New Palestinian PM announces reform package for beleaguered Authority

Reform measures, amid Western pressure, largely match promises made by predecessor, including improving transparency, overhauling justice system and fixing education and health

Palestinian Authority Prime Minister Mohammad Mustafa speaking to journalists in the West Bank town of Tulkarem on April 22, 2024. (AP/Majdi Mohammed)
Palestinian Authority Prime Minister Mohammad Mustafa speaking to journalists in the West Bank town of Tulkarem on April 22, 2024. (AP/Majdi Mohammed)

RAMALLAH — Newly installed Palestinian Authority Prime Minister Mohammad Mustafa announced a package of reforms on Tuesday aimed at strengthening the Palestinian Authority amid increased global pressure for a revival of political dialogue with Israel.

Mustafa, appointed by PA President Mahmoud Abbas earlier this year, said his government would introduce measures to improve transparency and fight corruption, overhaul the justice system and security sectors and improve public sector efficiency.

In addition, he said the health and education system would be improved, public finances strengthened and economic reforms implemented.

The reform pledges largely match promises previously made by his predecessor Mohammed Shtayyeh, who announced his resignation in February as the PA looked to build support for an expanded role amid Israel’s war against the Hamas terror group in Gaza.

The United States and other international partners have pressed the PA to implement sweeping reforms to restore confidence among Palestinians, who have become deeply disillusioned with the body set up under the interim Oslo Peace Accords more than 30 years ago.

“A revitalized PA is essential to delivering results for the Palestinian people in both the West Bank and Gaza and establishing the conditions for stability in the broader region,” US State Department spokesperson Matthew Miller said when the move was announced at the end of March.

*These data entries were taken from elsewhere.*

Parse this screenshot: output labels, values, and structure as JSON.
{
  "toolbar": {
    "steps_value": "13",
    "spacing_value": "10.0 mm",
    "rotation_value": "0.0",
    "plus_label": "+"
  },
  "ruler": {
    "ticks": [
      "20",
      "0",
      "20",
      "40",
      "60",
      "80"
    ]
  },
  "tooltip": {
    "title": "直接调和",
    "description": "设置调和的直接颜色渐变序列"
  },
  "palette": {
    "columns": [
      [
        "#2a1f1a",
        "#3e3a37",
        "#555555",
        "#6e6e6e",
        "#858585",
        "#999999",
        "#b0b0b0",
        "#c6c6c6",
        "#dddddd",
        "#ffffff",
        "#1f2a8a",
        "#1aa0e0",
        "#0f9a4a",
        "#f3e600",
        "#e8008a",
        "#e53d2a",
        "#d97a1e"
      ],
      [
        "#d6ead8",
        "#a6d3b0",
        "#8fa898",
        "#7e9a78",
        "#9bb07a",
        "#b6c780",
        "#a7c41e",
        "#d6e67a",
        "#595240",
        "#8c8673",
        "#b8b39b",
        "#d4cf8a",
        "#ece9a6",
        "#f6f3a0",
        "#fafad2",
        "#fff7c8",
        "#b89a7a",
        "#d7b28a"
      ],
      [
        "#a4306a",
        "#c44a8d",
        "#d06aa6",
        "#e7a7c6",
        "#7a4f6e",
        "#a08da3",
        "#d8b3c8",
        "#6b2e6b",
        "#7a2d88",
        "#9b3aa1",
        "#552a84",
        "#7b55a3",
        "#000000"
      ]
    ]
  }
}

A handout picture provided by the Palestinian Authority’s Press Office (PPO) shows Palestinian Authority President Mahmoud Abbas, left, with the newly appointed Palestinian Authority Prime Minister Mohammad Mustafa, in Ramallah on March 14, 2024. (PPO/AFP)

In addition to the new cabinet, the PA was in the final stages of talks with the Biden administration about reforming its controversial welfare policy, which included payments to terrorists and their families, two sources familiar with the matter told The Times of Israel last month.

The urgency to make reforms has increased as attention has turned towards the governance of Gaza, once Israel completes its military campaign against Hamas. The war there began after the October 7 massacres in southern Israel, when 3,000 Hamas-led terrorists killed some 1,200 people, mostly civilians, and took over 250 hostages.

Despite resistance from Prime Minister Benjamin Netanyahu, Washington and its allies say the PA must be involved in administering the enclave once Israeli troops pull out.

Netanyahu has thus far rejected efforts to include the PA in post-war planning, arguing that the more moderate foil to Hamas, which publicly backs a two-state solution, is actually no different than the Gaza-ruling terror group in its refusal to accept a Jewish state and tacit support for terror.

However, some in the security establishment have argued that the PA represents Israel’s least bad option for who can manage Gaza after the war — the alternatives being Hamas or a state of anarchy, according to an Israeli official.

The US and most Western countries say only a two-state solution, entailing an independent Palestinian state next to Israel, can offer the chance of a peaceful resolution to decades of conflict.

Abbas reacted angrily last week when Washington vetoed a Palestinian request for full United Nations membership, saying the PA would reconsider bilateral ties with the US following the decision.

US Deputy Ambassador Robert Wood votes against a resolution that would have recognized the Palestinians as a full UN member state, during a Security Council meeting at United Nations headquarters, Thursday, April 18, 2024. (AP Photo/Yuki Iwamura)

Abbas’s threat to the US, which he had previously made during US President Joe Biden’s tenure without following through, was published by the PA’s Wafa news agency

“While the world agrees on the application of international law and stands by the Palestinian right, America continues to support the occupation, refusing to compel Israel to stop its genocidal war,” Abbas was quoted as saying. “It provides Israel with weapons and funds that kill our children and destroy our homes, and it stands against us in international forums, in positions that do not serve security and stability in the region.”

The PA has been grappling with a severe financial crisis that has left most public sector employees receiving only part of their normal salary for the past two years.

The crisis has worsened since the start of the Israel-Hamas war, as Israel has cut off some of the tax revenues it collects on the PA’s behalf, accusing the Authority of supporting Hamas.